No contexto da época, as vidas das duas mulheres se distanciariam completamente ou apenas teriam alguma convivência se Malu contratasse Adélia como empregada doméstica, mas, na verdade, a relação entre elas é de parceria, principalmente na criação do bar musical. Umas das cenas mais visualizada da série é o momento em que a narrativa destaca a diferença que existe entre essas mulheres, ampliando, assim, a narrativa do feminismo branco, ao dar voz aos questionamentos e sofrimentos das mulheres negras. Malu vive, pela primeira vez, um sentimento intenso por não conseguir trabalhar e pelo abandono do marido, assim, considera-o como se fosse maior, mais grave e mais importante do que tudo que estava à sua volta. Entretanto, Adélia e ela se confrontam e expõem suas diferentes concepções de mundo, onde a mulher negra e de baixa renda surpreende a mulher branca e rica com uma luta e desafios divergentes dos seus.
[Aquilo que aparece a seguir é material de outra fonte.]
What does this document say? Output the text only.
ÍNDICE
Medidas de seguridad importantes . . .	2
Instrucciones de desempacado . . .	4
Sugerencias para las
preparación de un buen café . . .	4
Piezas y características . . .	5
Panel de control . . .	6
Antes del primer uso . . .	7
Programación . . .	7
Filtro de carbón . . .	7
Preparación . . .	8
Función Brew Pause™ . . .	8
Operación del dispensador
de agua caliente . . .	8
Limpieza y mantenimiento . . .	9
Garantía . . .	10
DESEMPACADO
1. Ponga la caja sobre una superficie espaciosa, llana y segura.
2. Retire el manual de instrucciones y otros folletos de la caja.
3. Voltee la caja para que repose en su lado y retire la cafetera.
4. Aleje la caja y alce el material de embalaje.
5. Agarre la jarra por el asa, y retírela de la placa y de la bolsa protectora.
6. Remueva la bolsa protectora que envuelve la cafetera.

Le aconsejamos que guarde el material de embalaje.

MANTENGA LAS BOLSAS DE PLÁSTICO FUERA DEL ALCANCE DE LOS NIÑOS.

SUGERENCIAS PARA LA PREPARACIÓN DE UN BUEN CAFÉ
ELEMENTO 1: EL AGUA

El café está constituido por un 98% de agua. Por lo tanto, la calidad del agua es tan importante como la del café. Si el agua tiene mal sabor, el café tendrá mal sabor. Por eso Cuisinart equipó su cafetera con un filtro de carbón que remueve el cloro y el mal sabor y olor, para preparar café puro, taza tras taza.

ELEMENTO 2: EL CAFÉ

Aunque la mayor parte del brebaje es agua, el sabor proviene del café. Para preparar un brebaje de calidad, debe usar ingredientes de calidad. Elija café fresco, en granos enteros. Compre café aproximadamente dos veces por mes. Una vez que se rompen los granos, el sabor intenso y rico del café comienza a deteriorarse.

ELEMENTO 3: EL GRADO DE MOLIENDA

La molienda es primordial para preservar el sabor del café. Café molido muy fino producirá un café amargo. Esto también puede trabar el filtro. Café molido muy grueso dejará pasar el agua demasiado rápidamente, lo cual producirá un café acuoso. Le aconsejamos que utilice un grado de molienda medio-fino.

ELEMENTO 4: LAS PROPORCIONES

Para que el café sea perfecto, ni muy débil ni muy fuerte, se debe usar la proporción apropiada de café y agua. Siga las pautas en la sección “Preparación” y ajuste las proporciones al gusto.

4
Segundo uma publicação de divulgação científica da Unifesp, a filósofa e pesquisadora Djamila Ribeiro afirma em 2016:
Não é possível falar de gênero, sem incluir classe e cor de pele, já que o próprio racismo cria uma hierarquia de gênero, colocando a mulher negra em situação de maior vulnerabilidade social. O racismo indica classe, coloca a população negra em desvantagem. Não é possível lutar contra um tipo de opressão e fomentar outro. É alimentar a mesma estrutura. (RIBEIRO, 2015).
Uma pesquisa realizada pela consultoria Indique Uma Preta e pela empresa Box1824, indica que menos da metade das mulheres negras brasileiras exercem trabalho remunerado e apenas 8% das que trabalham no mercado formal ocupam cargos de gerente, diretora ou sócia proprietária de empresas.
A personagem Lígia, amiga de infância de Malu, é casada com um candidato a prefeito do Rio e aparentam ser um casal perfeito na frente das pessoas, mas, na verdade, por trás, ela é reprimida pelo conservadorismo dele, sofrendo em silêncio várias agressões psicológicas, verbais, físicas e até mesmo sexuais do marido. A série retrata de uma maneira muito impactante o processo de consolidação da culpa, como se o comportamento feminino pudesse justificar o comportamento abusivo por parte do agente masculino. O pensamento da personagem reflete o pensamento da época no qual casamento deveria ser amparado a qualquer custo. Um dos maiores sonhos de Lígia é ser cantora, mas como tudo em seu relacionamento, o marido a reprime e não a deixa a cantar por conta do ciúme que sua voz e sua beleza física causam nele. Quando canta no palco do clube de Malu e Adélia, Lígia também se empodera pela sua voz interior, mas o marido a violenta física e psicologicamente. Em seguida, a cantora reconhece a real situação do seu casamento e compartilha com suas amigas, retratando como há uma resistência em reconhecer certos casamentos como espaço de opressão.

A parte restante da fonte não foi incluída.